Donald Miller references a quote by Bishop Desmond Tutu when he was asked who should be on a committee for reconcilliation in South Africa where he says “the people who should be on this committee are people who are victims. People whose lives have been ripped open and they have gained an education towards empathy. These people should be wounded healers” This quote is found in Antjie Krog’s book Country of My Skull

Attached is a transcript of the part of Donald’s interview I found so interesting. The video is about an hour and it’s towards the end.

There’s a depth to… because my life has had some pain in it….there a broader range of colors with which to paint with. You have had joys and you have had lows, and you understand those things. And so if you want to talk about the human experience, there is a broad range …of tools you can use to do that.

” I think it enhances the work a little bit…. There have literally been times when I have wondered whether God gave me the experiences that I had in order that I could write them down and other people read them and not feel alone in their experiences. And, there have been times I have been pleased at that. That God would do that. And there are times when I’ve not wanted that. You know, I don’t want to deal with this….

” There’s a great line from Bishop Tutu in a book called “Country of my Skull” by Antjie Krog. She is talking about the formation of the Truth and Reconciliation Commission in South Africa. And Bishop Tutu was asked, ….., he is putting together a commission to try to… bring parties together, bring groups together, establish the healing or begin the healing process, Tutu was asked by the committee, what kind of person should be on this committee. And Tutu said, the people who should be on this committee are people who are victims.
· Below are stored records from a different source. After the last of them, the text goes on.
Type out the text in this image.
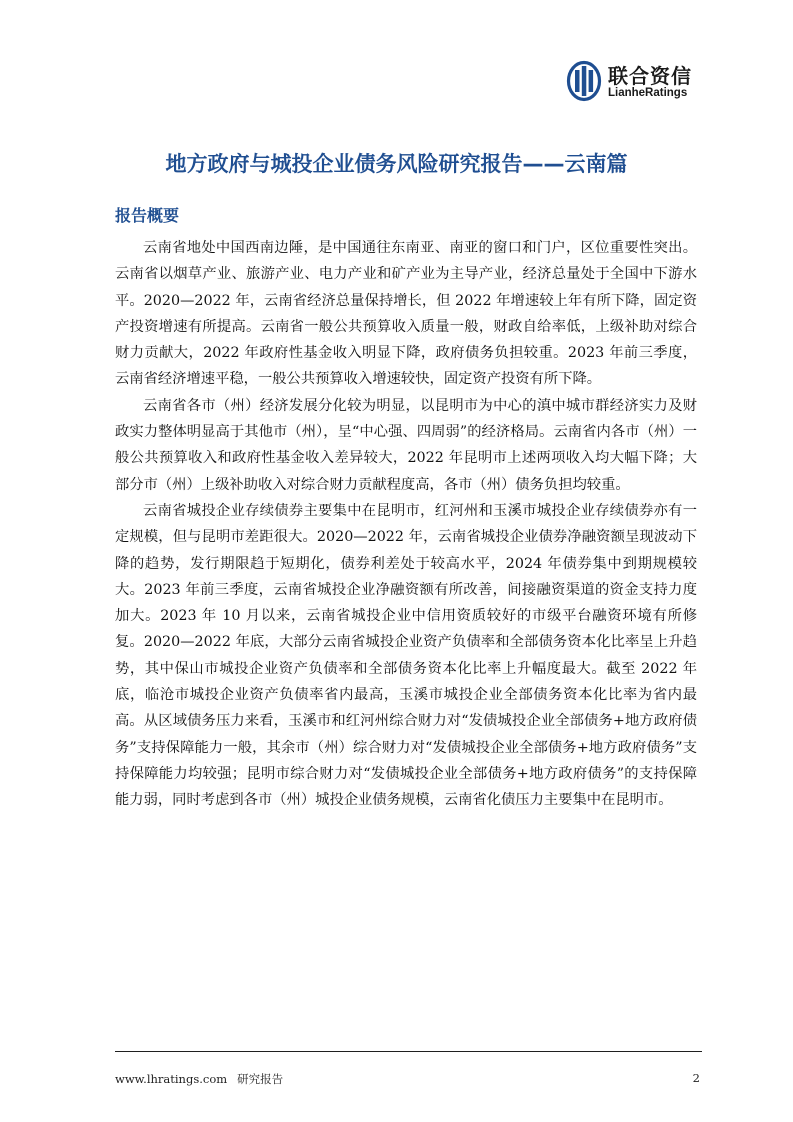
联合资信
LianheRatings
地方政府与城投企业债务风险研究报告——云南篇
报告概要

云南省地处中国西南边陲，是中国通往东南亚、南亚的窗口和门户，区位重要性突出。云南省以烟草产业、旅游产业、电力产业和矿产业为主导产业，经济总量处于全国中下游水平。2020—2022 年，云南省经济总量保持增长，但 2022 年增速较上年有所下降，固定资产投资增速有所提高。云南省一般公共预算收入质量一般，财政自给率低，上级补助对综合财力贡献大，2022 年政府性基金收入明显下降，政府债务负担较重。2023 年前三季度，云南省经济增速平稳，一般公共预算收入增速较快，固定资产投资有所下降。

云南省各市（州）经济发展分化较为明显，以昆明市为中心的滇中城市群经济实力及财政实力整体明显高于其他市（州），呈“中心强、四周弱”的经济格局。云南省内各市（州）一般公共预算收入和政府性基金收入差异较大，2022 年昆明市上述两项收入均大幅下降；大部分市（州）上级补助收入对综合财力贡献程度高，各市（州）债务负担均较重。

云南省城投企业存续债券主要集中在昆明市，红河州和玉溪市城投企业存续债券亦有一定规模，但与昆明市差距很大。2020—2022 年，云南省城投企业债券净融资额呈现波动下降的趋势，发行期限趋于短期化，债券利差处于较高水平，2024 年债券集中到期规模较大。2023 年前三季度，云南省城投企业净融资额有所改善，间接融资渠道的资金支持力度加大。2023 年 10 月以来，云南省城投企业中信用资质较好的市级平台融资环境有所修复。2020—2022 年底，大部分云南省城投企业资产负债率和全部债务资本化比率呈上升趋势，其中保山市城投企业资产负债率和全部债务资本化比率上升幅度最大。截至 2022 年底，临沧市城投企业资产负债率省内最高，玉溪市城投企业全部债务资本化比率为省内最高。从区域债务压力来看，玉溪市和红河州综合财力对“发债城投企业全部债务+地方政府债务”支持保障能力一般，其余市（州）综合财力对“发债城投企业全部债务+地方政府债务”支持保障能力均较强；昆明市综合财力对“发债城投企业全部债务+地方政府债务”的支持保障能力弱，同时考虑到各市（州）城投企业债务规模，云南省化债压力主要集中在昆明市。

www.lhratings.com 研究报告	2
People whose lives have been ripped open and they have been gained an education towards empathy. These people should be wounded healers….

” I read that, and could only receive that as a dignified calling. That God doesn’t say “Look, this stuff happened to you so you’re just a loser or whatever. God says this happens to you. You have a choice here: You can both become a wounded healer and walk other people through it or you can let it take you and drown in it. And I clinging with everything I got to the wounded healer, because girls like it more…”


Donald as usual inserts his humorous style there at the end.